Should this title be in the letter "P"? Maybe, but Summer (and Fall) of Spiders can't waste time worrying about alphabetizing!
(Slightly) more seriously, when I started the word document I'm working from, I only had issues from after the book dropped the "Peter Parker" portion of the title, so that's how it got listed. As Kelvin noted when we looked at the first volume of Web of Spider-Man, the idea behind this title seemed to be they were going to focus more on the Peter Parker side of Spider-Man. Except it wasn't like Amazing Spider-Man was all costumed antics, all the time. The job, the scrambling for rent, the schoolwork, the elderly aunt, the girl troubles, that's always part of Spider-Man, albeit the ratios of the components vary with era and creative teams.
So, in practice, Spectacular Spider-Man is just another book about Spider-Man. And at least when I was a kid, it was the secondary book. Amazing got the hotshot artists, the MacFarlanes and Larsens. Spectacular got over 100 issues of Sal Buscema, albeit the last 20 or so doing breakdowns with someone else on finishes. Buscema is steady, reliable, can make sure all the information you need is on the page, but he's not flashy. Plus, most of the issues I read as a kid were part of J.M. DeMatteis' stint as writer, when he would spend entire issues on Peter in some hallucinatory state, confronted by the trauma of losing his parents as a child. Given the choice, I'd rather have read about him fighting a Spider-Slayer.
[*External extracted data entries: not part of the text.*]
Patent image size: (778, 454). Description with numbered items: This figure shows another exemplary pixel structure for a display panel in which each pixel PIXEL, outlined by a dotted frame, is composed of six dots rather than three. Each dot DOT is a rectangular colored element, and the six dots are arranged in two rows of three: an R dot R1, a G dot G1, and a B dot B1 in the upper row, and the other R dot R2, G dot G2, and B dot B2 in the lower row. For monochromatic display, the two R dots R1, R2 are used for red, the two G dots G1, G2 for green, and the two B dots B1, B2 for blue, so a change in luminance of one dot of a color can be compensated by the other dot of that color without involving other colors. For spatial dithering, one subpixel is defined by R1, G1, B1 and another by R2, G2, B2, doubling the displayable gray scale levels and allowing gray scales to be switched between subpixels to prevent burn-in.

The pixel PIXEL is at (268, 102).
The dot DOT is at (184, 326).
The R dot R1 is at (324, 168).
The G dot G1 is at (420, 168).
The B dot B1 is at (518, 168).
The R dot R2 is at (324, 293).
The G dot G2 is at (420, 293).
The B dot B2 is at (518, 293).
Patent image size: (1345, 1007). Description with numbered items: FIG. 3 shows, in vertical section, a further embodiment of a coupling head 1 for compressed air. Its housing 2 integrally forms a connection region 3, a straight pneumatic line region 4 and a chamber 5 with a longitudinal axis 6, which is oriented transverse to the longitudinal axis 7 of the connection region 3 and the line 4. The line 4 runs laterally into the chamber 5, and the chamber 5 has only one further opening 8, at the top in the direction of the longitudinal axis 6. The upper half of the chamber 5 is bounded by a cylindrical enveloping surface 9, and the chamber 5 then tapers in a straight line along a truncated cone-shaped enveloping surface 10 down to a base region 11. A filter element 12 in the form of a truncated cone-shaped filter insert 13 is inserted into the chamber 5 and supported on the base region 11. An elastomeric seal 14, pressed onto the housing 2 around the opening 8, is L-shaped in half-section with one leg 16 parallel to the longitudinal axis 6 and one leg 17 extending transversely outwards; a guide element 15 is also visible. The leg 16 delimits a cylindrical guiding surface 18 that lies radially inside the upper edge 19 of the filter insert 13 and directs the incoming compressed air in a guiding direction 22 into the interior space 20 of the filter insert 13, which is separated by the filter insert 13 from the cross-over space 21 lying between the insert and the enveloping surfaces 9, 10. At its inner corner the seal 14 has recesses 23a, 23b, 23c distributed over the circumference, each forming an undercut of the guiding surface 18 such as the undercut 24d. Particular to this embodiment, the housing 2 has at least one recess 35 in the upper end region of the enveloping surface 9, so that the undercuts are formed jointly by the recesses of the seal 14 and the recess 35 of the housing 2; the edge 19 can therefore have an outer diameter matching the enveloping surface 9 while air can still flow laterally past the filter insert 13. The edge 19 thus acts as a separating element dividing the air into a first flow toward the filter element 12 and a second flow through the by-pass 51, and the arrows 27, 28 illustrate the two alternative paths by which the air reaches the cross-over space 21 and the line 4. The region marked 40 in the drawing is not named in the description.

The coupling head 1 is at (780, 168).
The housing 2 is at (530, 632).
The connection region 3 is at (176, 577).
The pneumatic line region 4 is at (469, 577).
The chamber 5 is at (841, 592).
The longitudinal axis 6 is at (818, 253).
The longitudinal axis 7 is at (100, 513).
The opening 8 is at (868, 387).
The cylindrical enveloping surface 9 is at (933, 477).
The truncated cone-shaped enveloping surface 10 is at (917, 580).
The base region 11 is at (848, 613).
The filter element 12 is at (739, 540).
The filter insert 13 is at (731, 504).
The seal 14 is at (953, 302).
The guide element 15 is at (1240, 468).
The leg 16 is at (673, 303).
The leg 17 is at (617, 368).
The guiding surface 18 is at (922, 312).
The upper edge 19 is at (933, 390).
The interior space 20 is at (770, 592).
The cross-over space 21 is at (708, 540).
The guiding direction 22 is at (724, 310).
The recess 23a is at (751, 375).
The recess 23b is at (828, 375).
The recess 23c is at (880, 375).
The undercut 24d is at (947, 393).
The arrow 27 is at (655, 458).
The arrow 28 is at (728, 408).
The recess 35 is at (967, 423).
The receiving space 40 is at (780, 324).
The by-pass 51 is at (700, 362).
So, unlike with Amazing Spider-Man, where I have decent chunks of several different creative teams' runs, or even Web where I mostly have Gerry Conway's stuff, my Spectacular Spider-Man collection is a hodgepodge of different writers and artists. Bill Mantlo/Al Milgrom for 4 issues, all centered around this big showdown with Doc Ock, and Peter wanting to get really serious with the Black Cat. 6 by Peter David, 4 of those his and Rich Buckler's "The Death of Jean DeWolff." 3 by Conway/Buscema (Acts of Vengeance tie-ins), 2 by DeMatteis/Zeck ("Kraven's Last Hunt"), 2 more by DeMatteis/Buscema. 2 by Ann Nocenti and James Fry (Typhoid Mary's involved), and then 4 by a combo of DeMatteis, Glenn Greenburg and Luke Ross. Three of those are tie-ins to Spidey's "Identity Crisis" story, and the other was a joke issue about the "League of Losers."
It's mostly scattered issues tying into some larger event or story I liked, or else a brief, single story that had some specific hook for me. Nothing longer than 4 consecutive issues. DeMatteis and Buscema did a pretty good job with Harry Osborn's slow
downward spiral over about 2.5 years, but it's not one I wanted to
keep a lot of around. It's in the background for long stretches, and the foreground wasn't grabbing my attention much. Plus, even when it is the main story, it's pretty depressing until the last minute.Watching Spider-Man's best friend slowly implode under the weight of all his father's sins is not exactly an uplifting saga.
2 comments:
I think I first noticed Sal Buscema's art around the mid-90s, in Complete Spider-Man, which reprinted the then four ongoing Spidey comics. The previous UK Spider-Man comic, Spider-Man and Zoids mostly reprinted Amazing (often out of order), with a scattering of the others; although it did reprint a couple of PPSSM issues, a quick check suggests they were the Rich Buckler Sin Eater stories.
Anyway. I absolutely hated Sal Buscema's art back then. It was distinctive, but it was angular and scratchy and everyone looked like they were ancient and wrinkled and constantly shouting.
I've since grown to appreciate what he was doing, so sorry, Sal. I was 10 and didn't know any better.
That was pretty much how I felt about Buscema back then, too. His MJ did look substantially older than say, Bagley or Larsen's version and the work felt kind of stiff. Although I did like how hard he made it look like people were getting hit. He made the fights look like real knock down, drag out affairs.